長義も同じようなことを考えているのか、普段なら時間の無駄だと手を差し込んでそのままぐしゃぐしゃと掻き混ぜられそうなものだが、今は手間だと言いつつも一つ一つ丁寧に残さず取ってくれるらしい。
「うん、いいんじゃないかな。まあこのままここにいればまた付くのだろうけど」
「ん」
満足そうにする長義の顔を下から見上げていれば、髪に触れていた手がそっと頬へと下りて、その顔が段々と近付いて来るのが分かり小さく息を呑む。あと少しというところへ近付く前に、少し離れたところから南泉を呼ぶ馴染みの深い脇差の声が聞こえ、長義の顔は元の位置へと離れて行った。
「残念」
「……本気でする気なかったくせに、にゃ」
「ずいぶん物欲しそうな顔をしているね?」
「ふん、どっちがだよ」
「続きは夜に。ふたりで夜桜でも見ようか」
「……お前絶対酔いつぶれてるだろ」
すでに立ち上がった長義といつもの言葉遊びをいくつか交わし、思いがけない誘いにどこか恨めし気な声が出てしまったことに喉の奥が鳴った。

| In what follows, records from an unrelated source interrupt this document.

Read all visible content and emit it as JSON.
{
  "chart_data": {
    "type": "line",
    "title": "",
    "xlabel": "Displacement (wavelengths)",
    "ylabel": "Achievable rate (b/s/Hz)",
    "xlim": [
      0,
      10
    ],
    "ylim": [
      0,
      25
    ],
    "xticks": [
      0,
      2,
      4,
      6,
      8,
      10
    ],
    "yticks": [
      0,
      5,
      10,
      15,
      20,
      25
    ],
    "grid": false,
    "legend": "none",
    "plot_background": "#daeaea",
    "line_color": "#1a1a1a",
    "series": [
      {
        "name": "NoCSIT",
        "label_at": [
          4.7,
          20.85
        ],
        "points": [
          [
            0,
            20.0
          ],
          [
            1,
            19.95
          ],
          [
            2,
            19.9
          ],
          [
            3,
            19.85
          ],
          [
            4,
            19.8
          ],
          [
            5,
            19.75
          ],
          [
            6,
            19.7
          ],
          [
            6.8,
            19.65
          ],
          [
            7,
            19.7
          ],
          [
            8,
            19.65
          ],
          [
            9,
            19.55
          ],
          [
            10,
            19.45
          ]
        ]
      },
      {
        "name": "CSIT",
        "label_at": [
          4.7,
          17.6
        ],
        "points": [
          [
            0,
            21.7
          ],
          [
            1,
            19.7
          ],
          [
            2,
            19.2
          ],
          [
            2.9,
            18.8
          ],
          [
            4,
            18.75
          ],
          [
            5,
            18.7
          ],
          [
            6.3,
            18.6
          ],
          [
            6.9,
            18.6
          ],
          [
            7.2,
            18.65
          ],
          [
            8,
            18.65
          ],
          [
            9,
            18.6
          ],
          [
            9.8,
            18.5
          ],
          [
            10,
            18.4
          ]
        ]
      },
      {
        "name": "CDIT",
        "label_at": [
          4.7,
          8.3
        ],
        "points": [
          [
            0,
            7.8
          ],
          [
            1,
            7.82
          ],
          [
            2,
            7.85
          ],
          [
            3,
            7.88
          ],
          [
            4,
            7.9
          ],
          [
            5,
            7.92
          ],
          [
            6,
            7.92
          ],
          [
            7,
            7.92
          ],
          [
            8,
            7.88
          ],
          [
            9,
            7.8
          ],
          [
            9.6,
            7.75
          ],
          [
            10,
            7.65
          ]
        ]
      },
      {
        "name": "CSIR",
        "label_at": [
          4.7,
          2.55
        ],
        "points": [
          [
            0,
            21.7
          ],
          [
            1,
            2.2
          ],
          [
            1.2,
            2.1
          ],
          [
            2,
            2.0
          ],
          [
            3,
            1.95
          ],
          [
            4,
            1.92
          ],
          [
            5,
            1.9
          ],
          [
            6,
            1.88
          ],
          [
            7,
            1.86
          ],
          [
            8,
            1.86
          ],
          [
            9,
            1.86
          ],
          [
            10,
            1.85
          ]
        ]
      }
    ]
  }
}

南泉もだが長義もそう酒に強い方ではないし、こいつはここのところ仕事を詰めていたせいで疲労も溜まっている。そんな中昼間から飲めばどうかなるなんて火を見るよりも明らかで。
長義の隣に座って、酒に見せかけて徳利に入れた水を注いでやろうか何て思うくらいには長義の誘いが魅力的だったことは口が裂けても絶対に言わないが、まあ隣で酒はほどほどにしろよと言うくらいはしてやるかと、視界の端に映った仲間たちの姿を見て勢いよく起き上がった。